Ia mengaku, saat awal penangkapan korban diduga sudah dipukuli petugas di tempat penangkapan. Dan selanjutnya, korban dibawah petugas ke posko di Lanyer (Ex Polwil II) Kelurahan Galung Maloang, Kecamatan Bacukiki, kami melihat saudara kami (MR) ada bekas penganiayaan dibagian wajah saat
Dijenguk dan mendapati wajah korban sudah bengkak diduga bekas pukulan.

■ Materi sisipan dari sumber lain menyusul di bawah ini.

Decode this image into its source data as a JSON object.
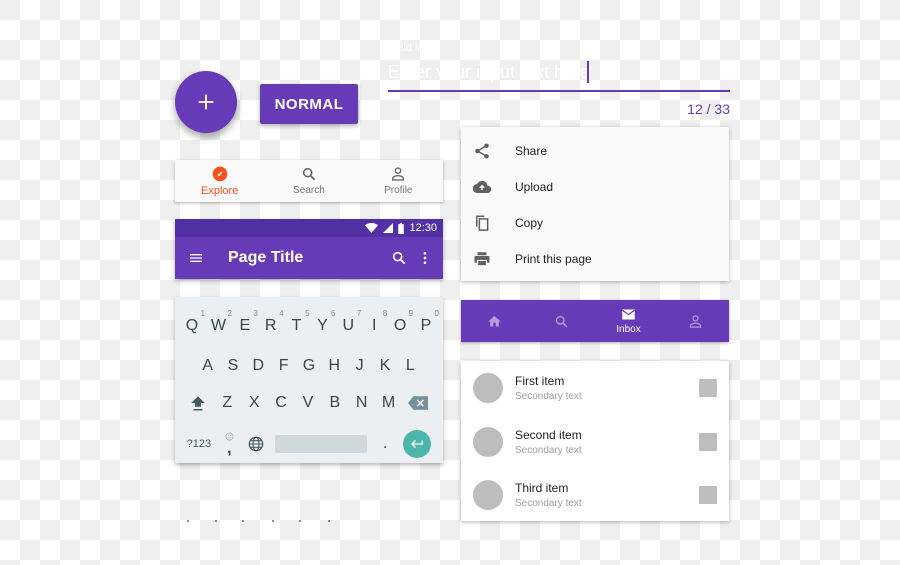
{
  "fab": {
    "icon": "plus-icon",
    "color": "#673ab7"
  },
  "button": {
    "label": "NORMAL"
  },
  "text_field": {
    "label": "Field label",
    "value": "Enter your input text here",
    "counter": "12 / 33",
    "accent": "#673ab7"
  },
  "bottom_nav_light": {
    "active_color": "#f4511e",
    "items": [
      {
        "label": "Explore",
        "icon": "compass-icon",
        "active": true
      },
      {
        "label": "Search",
        "icon": "search-icon",
        "active": false
      },
      {
        "label": "Profile",
        "icon": "person-icon",
        "active": false
      }
    ]
  },
  "app_bar": {
    "status_time": "12:30",
    "title": "Page Title",
    "color": "#673ab7",
    "status_color": "#5131a3"
  },
  "keyboard": {
    "row1": [
      {
        "key": "Q",
        "hint": "1"
      },
      {
        "key": "W",
        "hint": "2"
      },
      {
        "key": "E",
        "hint": "3"
      },
      {
        "key": "R",
        "hint": "4"
      },
      {
        "key": "T",
        "hint": "5"
      },
      {
        "key": "Y",
        "hint": "6"
      },
      {
        "key": "U",
        "hint": "7"
      },
      {
        "key": "I",
        "hint": "8"
      },
      {
        "key": "O",
        "hint": "9"
      },
      {
        "key": "P",
        "hint": "0"
      }
    ],
    "row2": [
      "A",
      "S",
      "D",
      "F",
      "G",
      "H",
      "J",
      "K",
      "L"
    ],
    "row3": [
      "Z",
      "X",
      "C",
      "V",
      "B",
      "N",
      "M"
    ],
    "symbols_label": "?123",
    "comma": ",",
    "period": ".",
    "enter_color": "#4db6ac"
  },
  "menu": {
    "items": [
      {
        "label": "Share",
        "icon": "share-icon"
      },
      {
        "label": "Upload",
        "icon": "cloud-upload-icon"
      },
      {
        "label": "Copy",
        "icon": "copy-icon"
      },
      {
        "label": "Print this page",
        "icon": "print-icon"
      }
    ]
  },
  "bottom_nav_purple": {
    "items": [
      {
        "label": "",
        "icon": "home-icon",
        "active": false
      },
      {
        "label": "",
        "icon": "search-icon",
        "active": false
      },
      {
        "label": "Inbox",
        "icon": "mail-icon",
        "active": true
      },
      {
        "label": "",
        "icon": "person-icon",
        "active": false
      }
    ]
  },
  "list": {
    "items": [
      {
        "primary": "First item",
        "secondary": "Secondary text"
      },
      {
        "primary": "Second item",
        "secondary": "Secondary text"
      },
      {
        "primary": "Third item",
        "secondary": "Secondary text"
      }
    ]
  }
}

Tak lama setelah itu, Korban ditahan di Rutan Polres kurang lebih 31 hari dan sampai Saudara kami meninggal, pihak keluarga belum terima surat penahan, dan perkembangan kasusnya.

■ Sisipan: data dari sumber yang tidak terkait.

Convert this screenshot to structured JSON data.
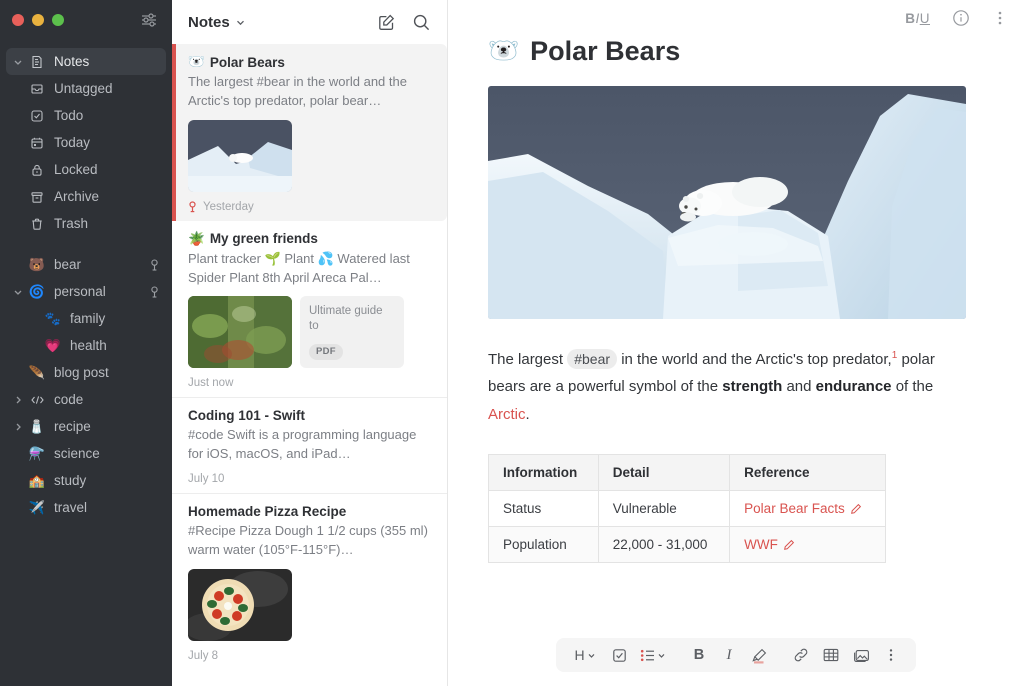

Korban sebelumnya dirawat di Ruang Bogenvil Kamar 4 lalu ke ICU hingga meninggal dunia di Ruang ICU RS.Andi Makkasau pukul 15.30 Wita. 1 April 2025.
Pihak keluarga (MR) masih terus mencari keadilan dalam kasus ini, selain melaporkan ke
Propam Polri dengan harapan oknum oknum pelaku penganiayaan disanksi kode etik hingga Pemberhentian Tidak Dengan Hormat (PTDH) harapnya.
Upaya lain yang dilakukan Pihak Keluarga (MR) adalah melakukan koordinasi dengan pihak DPRD untuk melakukan RDP terkait hasil pemeriksaan dokter dan langkah langkah mencari keadilan lainnya.